Süleymanpaşa is a district and second level municipality in Tekirdağ Province, Turkey. According to the 2012 Metropolitan Municipalities Law (law no. 6360), all Turkish provinces with a population more than 750 000, will be a metropolitan municipality and the districts within the metropolitan municipalities  will be second level municipalities. The law also creates new districts within the provinces in addition to present districts. These changes will be effective by the local elections in 2014.

In 2014 the district was renamed to Süleymanpaşa. The name Süleymanpaşa refers to the Ottoman prince Süleyman, the first commander of Turkish troops in Thrace in the 14th century.

Rural area
There were four towns and 55 villages in the rural area of Süleymanpaşa district.

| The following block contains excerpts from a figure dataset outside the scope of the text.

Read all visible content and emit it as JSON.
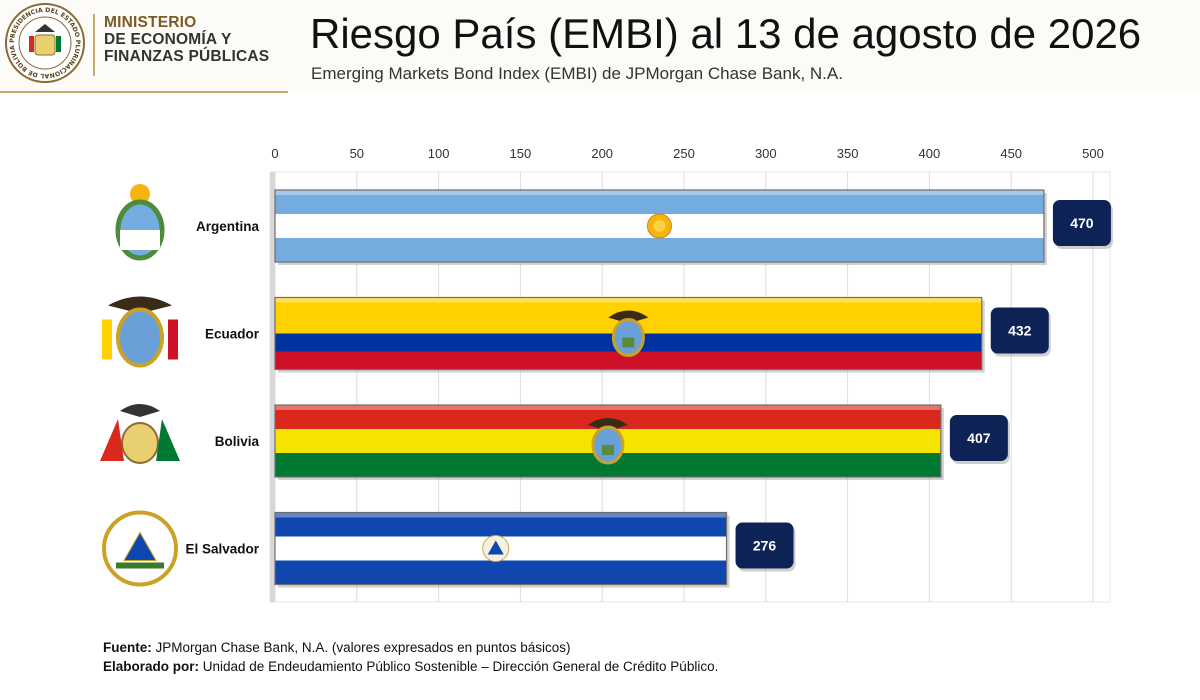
{
  "header": {
    "seal_ring_text": "PRESIDENCIA DEL ESTADO PLURINACIONAL DE BOLIVIA",
    "ministry_line1": "MINISTERIO",
    "ministry_line2": "DE ECONOMÍA Y",
    "ministry_line3": "FINANZAS PÚBLICAS",
    "accent_color": "#c8a96a"
  },
  "chart_data": {
    "type": "bar",
    "orientation": "horizontal",
    "title": "Riesgo País (EMBI) al 13 de agosto de 2026",
    "subtitle": "Emerging Markets Bond Index (EMBI) de JPMorgan Chase Bank, N.A.",
    "categories": [
      "Argentina",
      "Ecuador",
      "Bolivia",
      "El Salvador"
    ],
    "values": [
      470,
      432,
      407,
      276
    ],
    "xlim": [
      0,
      500
    ],
    "xticks": [
      0,
      50,
      100,
      150,
      200,
      250,
      300,
      350,
      400,
      450,
      500
    ],
    "x_axis_position": "top",
    "grid": true,
    "value_labels": true,
    "bar_fills": [
      [
        "#74acdf",
        "#ffffff",
        "#74acdf"
      ],
      [
        "#ffd100",
        "#ffd100",
        "#0033a0",
        "#ce1126"
      ],
      [
        "#da291c",
        "#f4e400",
        "#007a33"
      ],
      [
        "#0f47af",
        "#ffffff",
        "#0f47af"
      ]
    ],
    "label_box_color": "#0d2356"
  },
  "footer": {
    "source_label": "Fuente:",
    "source_text": " JPMorgan Chase Bank, N.A. (valores expresados en puntos básicos)",
    "author_label": "Elaborado por:",
    "author_text": " Unidad de Endeudamiento Público Sostenible – Dirección General de Crédito Público."
  }
}
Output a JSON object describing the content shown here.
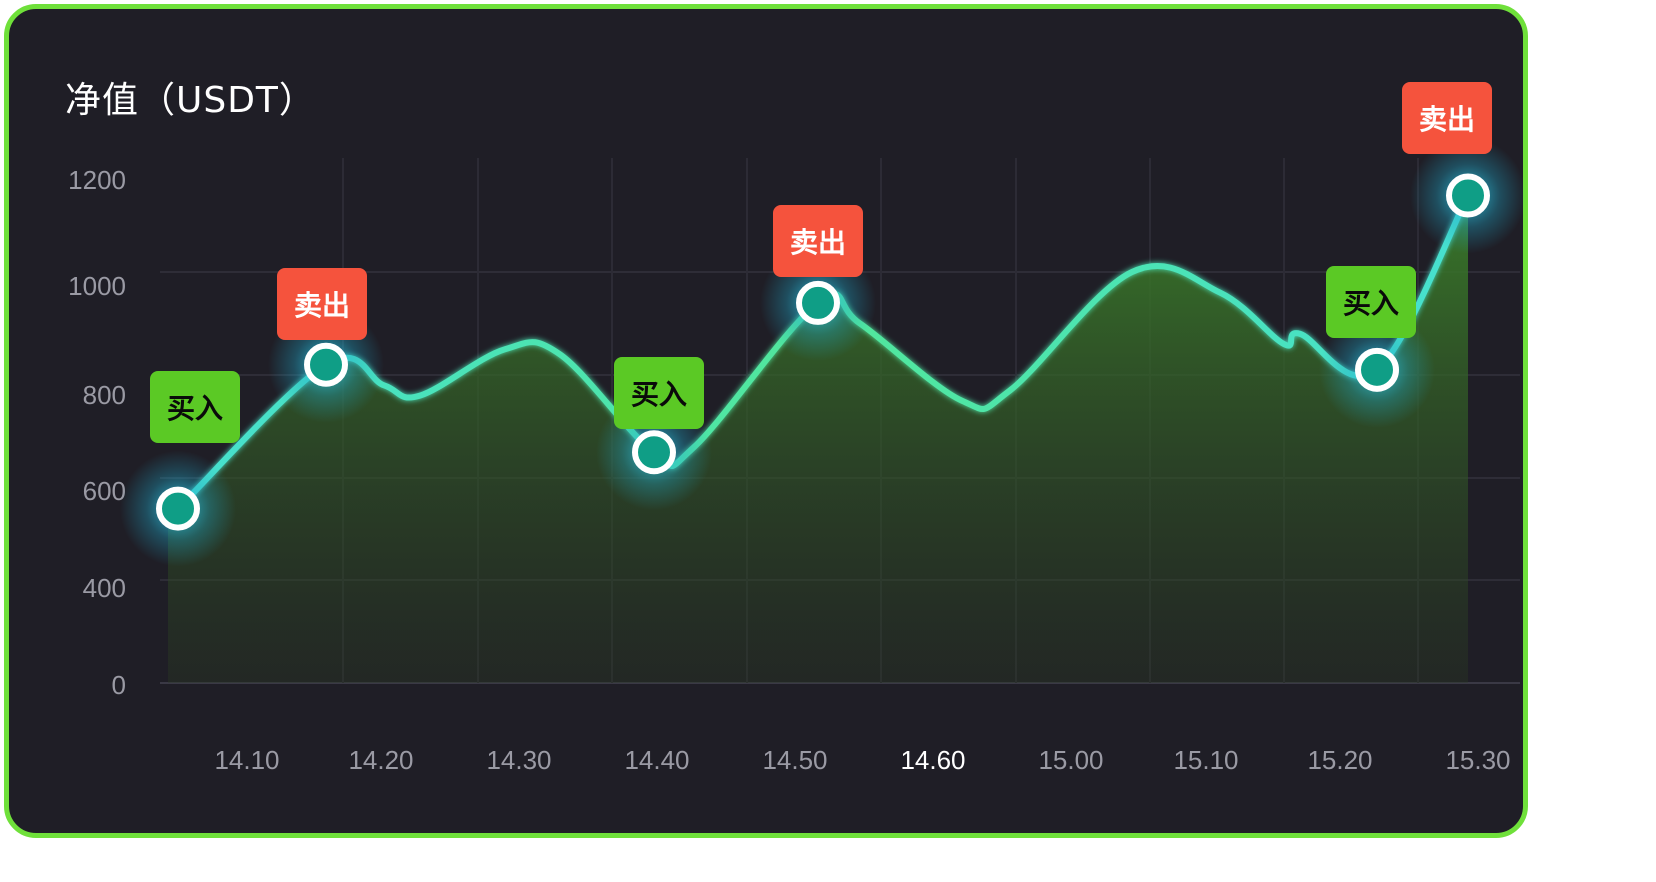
{
  "card": {
    "title": "净值（USDT）",
    "border_color": "#6fe03a",
    "background": "#1f1e26"
  },
  "chart_data": {
    "type": "area",
    "title": "净值（USDT）",
    "xlabel": "",
    "ylabel": "",
    "y_ticks": [
      "1200",
      "1000",
      "800",
      "600",
      "400",
      "0"
    ],
    "x_ticks": [
      "14.10",
      "14.20",
      "14.30",
      "14.40",
      "14.50",
      "14.60",
      "15.00",
      "15.10",
      "15.20",
      "15.30"
    ],
    "active_x_tick": "14.60",
    "grid": true,
    "line_color": "#4de6a0",
    "area_color": "#3a7d2a",
    "series": [
      {
        "values": [
          540,
          820,
          780,
          760,
          850,
          840,
          650,
          660,
          940,
          900,
          750,
          770,
          1000,
          960,
          860,
          880,
          810,
          1150
        ]
      }
    ],
    "annotations": [
      {
        "label": "买入",
        "type": "buy",
        "value": 540,
        "color": "#5bc925"
      },
      {
        "label": "卖出",
        "type": "sell",
        "value": 820,
        "color": "#f5533d"
      },
      {
        "label": "买入",
        "type": "buy",
        "value": 650,
        "color": "#5bc925"
      },
      {
        "label": "卖出",
        "type": "sell",
        "value": 940,
        "color": "#f5533d"
      },
      {
        "label": "买入",
        "type": "buy",
        "value": 810,
        "color": "#5bc925"
      },
      {
        "label": "卖出",
        "type": "sell",
        "value": 1150,
        "color": "#f5533d"
      }
    ]
  }
}
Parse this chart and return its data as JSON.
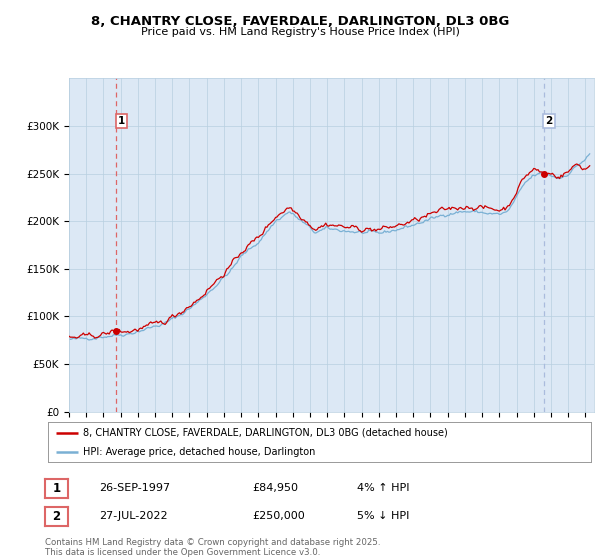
{
  "title": "8, CHANTRY CLOSE, FAVERDALE, DARLINGTON, DL3 0BG",
  "subtitle": "Price paid vs. HM Land Registry's House Price Index (HPI)",
  "ylim": [
    0,
    350000
  ],
  "yticks": [
    0,
    50000,
    100000,
    150000,
    200000,
    250000,
    300000
  ],
  "ytick_labels": [
    "£0",
    "£50K",
    "£100K",
    "£150K",
    "£200K",
    "£250K",
    "£300K"
  ],
  "sale1_date": 1997.74,
  "sale1_price": 84950,
  "sale1_label": "1",
  "sale2_date": 2022.57,
  "sale2_price": 250000,
  "sale2_label": "2",
  "line_color_price": "#cc0000",
  "line_color_hpi": "#7ab0d4",
  "dashed_line_color1": "#dd6666",
  "dashed_line_color2": "#aabbdd",
  "legend1": "8, CHANTRY CLOSE, FAVERDALE, DARLINGTON, DL3 0BG (detached house)",
  "legend2": "HPI: Average price, detached house, Darlington",
  "table_row1": [
    "1",
    "26-SEP-1997",
    "£84,950",
    "4% ↑ HPI"
  ],
  "table_row2": [
    "2",
    "27-JUL-2022",
    "£250,000",
    "5% ↓ HPI"
  ],
  "footnote": "Contains HM Land Registry data © Crown copyright and database right 2025.\nThis data is licensed under the Open Government Licence v3.0.",
  "background_color": "#ffffff",
  "chart_bg_color": "#dce8f5",
  "grid_color": "#b8cfe0"
}
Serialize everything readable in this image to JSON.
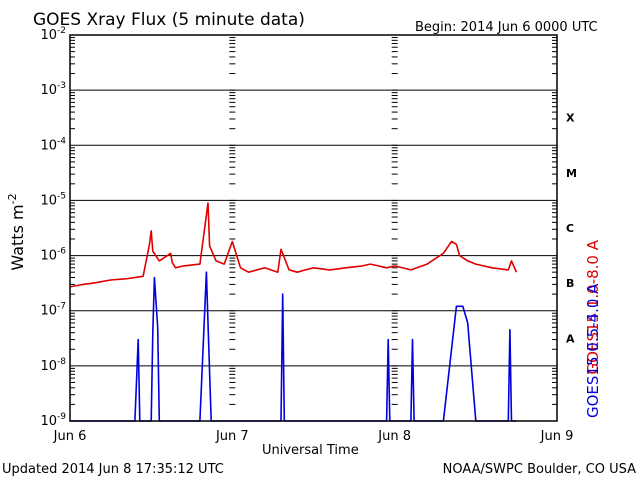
{
  "title": "GOES Xray Flux (5 minute data)",
  "begin_label": "Begin:  2014 Jun 6 0000 UTC",
  "updated_label": "Updated 2014 Jun  8 17:35:12 UTC",
  "credit_label": "NOAA/SWPC Boulder, CO USA",
  "colors": {
    "long": "#e00000",
    "short": "#0000e0",
    "axis": "#000000"
  },
  "chart_data": {
    "type": "line",
    "title": "GOES Xray Flux (5 minute data)",
    "xlabel": "Universal Time",
    "ylabel": "Watts m^-2",
    "yscale": "log",
    "ylim": [
      1e-09,
      0.01
    ],
    "xlim_days": [
      0,
      3
    ],
    "x_tick_labels": [
      "Jun 6",
      "Jun 7",
      "Jun 8",
      "Jun 9"
    ],
    "y_tick_labels": [
      "10^-9",
      "10^-8",
      "10^-7",
      "10^-6",
      "10^-5",
      "10^-4",
      "10^-3",
      "10^-2"
    ],
    "flare_classes": [
      "A",
      "B",
      "C",
      "M",
      "X"
    ],
    "grid": true,
    "series": [
      {
        "name": "GOES15 1.0-8.0 A",
        "color": "#e00000",
        "x": [
          0,
          0.08,
          0.15,
          0.25,
          0.35,
          0.45,
          0.49,
          0.5,
          0.51,
          0.55,
          0.6,
          0.62,
          0.63,
          0.65,
          0.7,
          0.8,
          0.85,
          0.86,
          0.9,
          0.95,
          1.0,
          1.05,
          1.1,
          1.2,
          1.28,
          1.3,
          1.35,
          1.4,
          1.45,
          1.5,
          1.6,
          1.7,
          1.8,
          1.85,
          1.9,
          1.95,
          2.0,
          2.1,
          2.2,
          2.3,
          2.35,
          2.38,
          2.4,
          2.45,
          2.5,
          2.6,
          2.7,
          2.72,
          2.75
        ],
        "y": [
          2.7e-07,
          3e-07,
          3.2e-07,
          3.6e-07,
          3.8e-07,
          4.2e-07,
          1.6e-06,
          2.8e-06,
          1.2e-06,
          8e-07,
          1e-06,
          1.1e-06,
          7.5e-07,
          6e-07,
          6.5e-07,
          7e-07,
          9e-06,
          1.5e-06,
          8e-07,
          7e-07,
          1.8e-06,
          6e-07,
          5e-07,
          6e-07,
          5e-07,
          1.3e-06,
          5.5e-07,
          5e-07,
          5.5e-07,
          6e-07,
          5.5e-07,
          6e-07,
          6.5e-07,
          7e-07,
          6.5e-07,
          6e-07,
          6.5e-07,
          5.5e-07,
          7e-07,
          1.1e-06,
          1.8e-06,
          1.6e-06,
          1e-06,
          8e-07,
          7e-07,
          6e-07,
          5.5e-07,
          8e-07,
          5e-07
        ]
      },
      {
        "name": "GOES15 0.5-4.0 A",
        "color": "#0000e0",
        "x": [
          0,
          0.4,
          0.42,
          0.43,
          0.5,
          0.51,
          0.52,
          0.54,
          0.55,
          0.6,
          0.8,
          0.84,
          0.85,
          0.87,
          0.9,
          1.0,
          1.1,
          1.3,
          1.31,
          1.32,
          1.5,
          1.95,
          1.96,
          1.97,
          2.0,
          2.1,
          2.11,
          2.12,
          2.3,
          2.38,
          2.42,
          2.45,
          2.5,
          2.55,
          2.7,
          2.71,
          2.72,
          2.75
        ],
        "y": [
          1e-09,
          1e-09,
          3e-08,
          1e-09,
          1e-09,
          4e-08,
          4e-07,
          5e-08,
          1e-09,
          1e-09,
          1e-09,
          5e-07,
          6e-08,
          1e-09,
          1e-09,
          1e-09,
          1e-09,
          1e-09,
          2e-07,
          1e-09,
          1e-09,
          1e-09,
          3e-08,
          1e-09,
          1e-09,
          1e-09,
          3e-08,
          1e-09,
          1e-09,
          1.2e-07,
          1.2e-07,
          6e-08,
          1e-09,
          1e-09,
          1e-09,
          4.5e-08,
          1e-09,
          1e-09
        ]
      }
    ]
  }
}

Now their official status became "neighborhood of Süleymanpaşa".

Cherry Festival
The district municipality has been organizing "International Tekirdağ Cherry Festival" (l) each year four days long in the first or second week of June. Established under name "Cherry Jolly" ("Kiraz Cümbüşü") n 1962, the event was renamed to "Cherry Festivity" ("Kiraz Bayramı")in 1964. In later years, it included cultural and entertainment programs and became traditional. In 2020 and 2021, the event was cancelled due to the COVID-19 pandemic in Turkey. The festival features  parades, illuminated processions,  exhibitions, shows, night concerts, a cherry contest, a sailing contest, a festival beauty contest, picnics etc.